Casualties and losses
- None: 65–200 killed

= 1972 Israeli air raid in Syria and Lebanon =

Military incident

On 8 September 1972, Israeli planes bombed ten Palestine Liberation Organization (PLO) bases in Syria and Lebanon as a response to the Munich massacre that took place on 6 September, perpetrated by Black September, a Palestinian terrorist organization active since 1970. Estimates of the number and identity of casualties vary widely, with several sources giving a figure as high as 200 militants and 11 Lebanese civilians. Seven bases were attacked in Syria and three in Lebanon. A short dogfight between Israeli and Syrian fighters resulted in three Syrian jets being downed. The main rail link between Syria and Beirut was cut and targets in Latakia were also attacked.

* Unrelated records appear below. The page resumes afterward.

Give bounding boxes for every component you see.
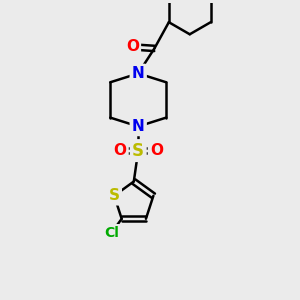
- Text: S: S: [132, 142, 144, 160]
- Text: O: O: [113, 143, 127, 158]
- Text: N: N: [132, 119, 145, 134]
- Text: O: O: [150, 143, 163, 158]
- Text: O: O: [126, 39, 139, 54]
- Text: S: S: [109, 188, 120, 203]
- Text: N: N: [132, 66, 145, 81]
- Text: Cl: Cl: [104, 226, 119, 240]
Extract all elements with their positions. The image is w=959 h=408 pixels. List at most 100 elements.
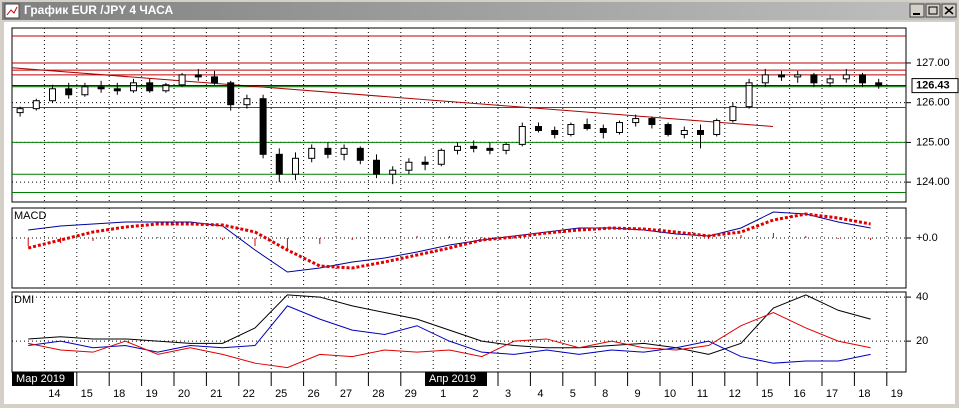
x-tick-label: 8 xyxy=(602,388,608,400)
candle-body xyxy=(454,145,461,151)
x-tick-label: 1 xyxy=(440,388,446,400)
panel-label: DMI xyxy=(14,294,34,306)
x-tick-label: 2 xyxy=(473,388,479,400)
x-tick-label: 3 xyxy=(505,388,511,400)
candle-body xyxy=(761,74,769,84)
candle-body xyxy=(194,74,202,78)
minimize-button[interactable] xyxy=(909,3,925,18)
window-title: График EUR /JPY 4 ЧАСА xyxy=(24,3,174,17)
x-tick-label: 16 xyxy=(793,388,805,400)
x-tick-label: 21 xyxy=(210,388,222,400)
x-tick-label: 11 xyxy=(697,388,708,400)
candle-body xyxy=(680,129,688,135)
candle-body xyxy=(373,159,380,175)
x-tick-label: 4 xyxy=(537,388,543,400)
candle-body xyxy=(859,74,866,84)
candle-body xyxy=(567,124,575,135)
candle-body xyxy=(113,88,121,92)
x-tick-label: 9 xyxy=(635,388,641,400)
candle-body xyxy=(16,108,24,114)
candle-body xyxy=(810,74,818,84)
candle-body xyxy=(697,129,704,135)
x-tick-label: 29 xyxy=(405,388,417,400)
candle-body xyxy=(842,74,850,80)
candle-body xyxy=(486,147,494,151)
maximize-button[interactable] xyxy=(925,3,941,18)
candle-body xyxy=(227,82,235,106)
candle-body xyxy=(178,74,186,86)
candle-body xyxy=(243,98,251,106)
candle-body xyxy=(389,169,397,175)
candle-body xyxy=(470,145,478,149)
y-tick-label: 127.00 xyxy=(916,57,950,69)
x-tick-label: 18 xyxy=(858,388,870,400)
x-tick-label: 12 xyxy=(729,388,741,400)
candle-body xyxy=(502,143,510,151)
candle-body xyxy=(713,120,721,135)
candle-body xyxy=(535,126,542,131)
close-glyph xyxy=(944,6,954,15)
candle-body xyxy=(551,129,559,135)
window-icon-glyph xyxy=(6,6,18,16)
candle-body xyxy=(729,106,737,122)
x-tick-label: 15 xyxy=(761,388,773,400)
window-buttons xyxy=(909,3,957,18)
x-tick-label: 20 xyxy=(178,388,190,400)
candle-body xyxy=(340,147,348,155)
candle-body xyxy=(49,88,56,102)
candle-body xyxy=(437,149,445,165)
candle-body xyxy=(421,161,429,165)
candle-body xyxy=(65,88,73,96)
candle-body xyxy=(826,78,834,84)
y-tick-label: 40 xyxy=(916,291,928,303)
dmi-line xyxy=(28,294,871,355)
y-tick-label: 20 xyxy=(916,335,928,347)
candle-body xyxy=(81,86,89,96)
panel-frame xyxy=(11,207,907,289)
x-tick-label: 17 xyxy=(826,388,838,400)
signal-line xyxy=(27,212,871,270)
candle-body xyxy=(275,153,283,175)
candle-body xyxy=(664,124,672,135)
month-label: Апр 2019 xyxy=(429,373,476,385)
candle-body xyxy=(405,161,413,171)
y-tick-label: 126.00 xyxy=(916,97,950,109)
candle-body xyxy=(745,82,753,108)
x-tick-label: 19 xyxy=(891,388,903,400)
month-label-box xyxy=(12,372,74,386)
maximize-glyph xyxy=(928,6,938,15)
x-tick-label: 22 xyxy=(243,388,255,400)
candle-body xyxy=(616,122,623,133)
candle-body xyxy=(308,147,316,159)
x-tick-label: 25 xyxy=(275,388,287,400)
candle-body xyxy=(518,126,526,145)
x-tick-label: 18 xyxy=(113,388,125,400)
y-tick-label: +0.0 xyxy=(916,232,938,244)
y-tick-label: 125.00 xyxy=(916,136,950,148)
x-tick-label: 26 xyxy=(307,388,319,400)
candle-body xyxy=(324,147,332,155)
x-tick-label: 14 xyxy=(48,388,60,400)
candle-body xyxy=(259,98,267,155)
candle-body xyxy=(583,124,591,130)
x-tick-label: 5 xyxy=(570,388,576,400)
y-tick-label: 124.00 xyxy=(916,176,950,188)
x-tick-label: 19 xyxy=(145,388,157,400)
candle-body xyxy=(794,74,802,78)
candle-body xyxy=(778,74,785,78)
candle-body xyxy=(292,157,299,175)
candle-body xyxy=(599,128,607,133)
x-tick-label: 28 xyxy=(372,388,384,400)
candle-body xyxy=(211,76,218,84)
candle-body xyxy=(32,100,40,110)
trendline xyxy=(11,67,774,128)
month-label-box xyxy=(425,372,487,386)
month-label: Мар 2019 xyxy=(16,373,65,385)
candle-body xyxy=(97,86,105,90)
last-price-box xyxy=(911,78,959,94)
candle-body xyxy=(648,118,656,126)
x-tick-label: 15 xyxy=(81,388,93,400)
candle-body xyxy=(130,82,137,92)
dmi-line xyxy=(28,305,871,364)
panel-label: MACD xyxy=(14,210,46,222)
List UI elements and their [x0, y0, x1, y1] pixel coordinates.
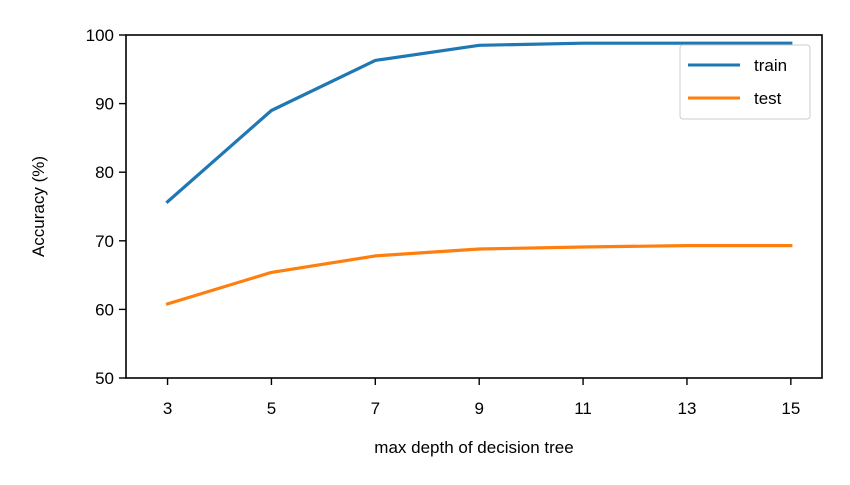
series-line-train	[165, 41, 793, 204]
legend: train test	[679, 44, 811, 120]
x-tick-label: 9	[474, 399, 483, 418]
axes-frame	[125, 34, 823, 379]
axis-ticks: 3 5 7 9 11 13 15 50 60 70 80 90 100	[86, 26, 801, 418]
x-tick-label: 11	[574, 399, 592, 418]
x-tick-label: 5	[267, 399, 276, 418]
y-tick-label: 50	[95, 369, 114, 388]
x-tick-label: 7	[371, 399, 380, 418]
y-tick-label: 70	[95, 232, 114, 251]
x-tick-label: 15	[781, 399, 800, 418]
y-tick-label: 80	[95, 163, 114, 182]
y-tick-label: 60	[95, 300, 114, 319]
y-tick-label: 90	[95, 95, 114, 114]
legend-label-test: test	[754, 89, 782, 108]
x-tick-label: 3	[163, 399, 172, 418]
series-line-test	[165, 244, 793, 306]
x-tick-label: 13	[677, 399, 696, 418]
legend-box	[679, 44, 811, 120]
plot-area	[165, 41, 793, 306]
x-axis-label: max depth of decision tree	[374, 438, 573, 457]
y-tick-label: 100	[86, 26, 114, 45]
y-axis-label: Accuracy (%)	[29, 156, 48, 257]
legend-label-train: train	[754, 56, 787, 75]
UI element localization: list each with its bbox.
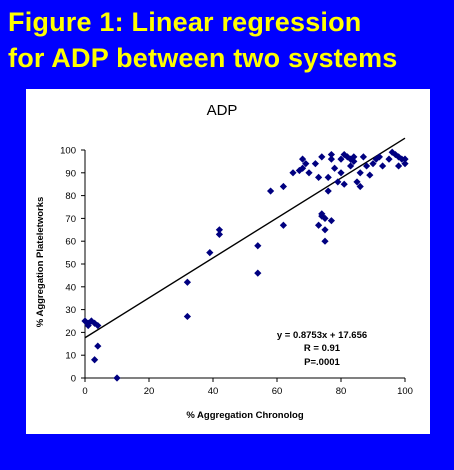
x-axis-label: % Aggregation Chronolog [186,410,304,421]
data-point [327,150,335,159]
data-point [340,180,348,188]
data-point [318,153,326,161]
data-point [315,173,323,181]
x-tick-label: 40 [208,386,219,397]
axes: 0 10 20 30 40 50 60 70 80 90 100 0 20 40 60 80 100 [60,146,413,398]
data-point [327,155,335,163]
data-point [369,160,377,168]
y-tick-label: 0 [71,374,76,385]
y-tick-label: 30 [65,305,76,316]
y-tick-label: 60 [65,237,76,248]
y-axis-label: % Aggregation Plateletworks [35,197,46,328]
regression-annotation: R = 0.91 [304,343,341,354]
y-tick-label: 90 [65,168,76,179]
regression-annotation: y = 0.8753x + 17.656 [277,330,367,341]
annotation-group: y = 0.8753x + 17.656 R = 0.91 P=.0001 [277,330,367,368]
data-point [391,150,399,159]
data-point [267,187,275,195]
data-point [113,374,121,382]
trendline [84,137,406,339]
data-point [401,155,409,163]
slide-title: Figure 1: Linear regression for ADP betw… [8,4,448,76]
x-tick-label: 60 [272,386,283,397]
data-point [91,356,99,364]
data-point [318,212,326,220]
data-point [321,237,329,245]
y-tick-label: 50 [65,260,76,271]
data-point [334,178,342,186]
y-tick-label: 100 [60,146,76,157]
data-point [343,153,351,161]
data-point [94,321,102,330]
data-point [321,226,329,234]
data-point [395,162,403,170]
scatter-chart: ADP 0 10 20 30 40 50 60 70 80 90 100 0 20 40 60 80 100 y… [35,102,413,421]
data-point [302,160,310,168]
data-point [324,187,332,195]
data-point [183,278,191,286]
data-point [299,164,307,172]
x-tick-label: 100 [397,386,413,397]
data-point [289,169,297,177]
y-tick-label: 80 [65,191,76,202]
slide-title-line-2: for ADP between two systems [8,43,398,73]
data-point [350,157,358,165]
data-point [311,160,319,168]
data-point [388,148,396,156]
data-point [372,155,380,163]
data-point [356,169,364,177]
data-point [359,153,367,161]
data-point [84,321,92,330]
data-points [81,148,409,382]
data-point [356,182,364,191]
y-tick-label: 20 [65,328,76,339]
data-point [337,169,345,177]
data-point [299,155,307,163]
data-point [94,342,102,350]
data-point [385,155,393,163]
data-point [315,221,323,229]
data-point [347,155,355,163]
data-point [295,166,303,175]
y-tick-label: 10 [65,351,76,362]
data-point [401,160,409,168]
data-point [327,217,335,225]
data-point [254,269,262,277]
data-point [324,173,332,181]
data-point [363,162,371,170]
x-tick-label: 0 [82,386,87,397]
y-tick-label: 70 [65,214,76,225]
x-tick-label: 20 [144,386,155,397]
data-point [337,155,345,163]
data-point [215,230,223,238]
data-point [254,242,262,250]
data-point [305,169,313,177]
data-point [366,171,374,179]
slide-title-line-1: Figure 1: Linear regression [8,7,362,37]
data-point [331,164,339,172]
trendline-group [84,137,406,339]
chart-title: ADP [207,102,238,119]
data-point [350,153,358,161]
data-point [375,153,383,161]
data-point [395,153,403,161]
data-point [206,249,214,257]
data-point [379,162,387,170]
data-point [215,226,223,234]
data-point [321,214,329,222]
data-point [347,162,355,170]
x-tick-label: 80 [336,386,347,397]
regression-annotation: P=.0001 [304,357,340,368]
data-point [183,312,191,321]
data-point [353,178,361,186]
data-point [279,182,287,191]
data-point [279,221,287,229]
chart-panel: ADP 0 10 20 30 40 50 60 70 80 90 100 0 20 40 60 80 100 y… [26,89,430,434]
y-tick-label: 40 [65,282,76,293]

On 11 September, a UN Security Council resolution demanding a halt to Israeli raids was vetoed by the United States, after the Soviet Union and China had vetoed amendments that would have also applied the resolution to terrorist activities.

On 16 September, three Israeli armored columns crossed into southern Lebanon, with air support, to search for PLO bases. It destroyed at least 130 houses suspected of housing PLO militants. 45 militants were killed in this operation and 16 were captured.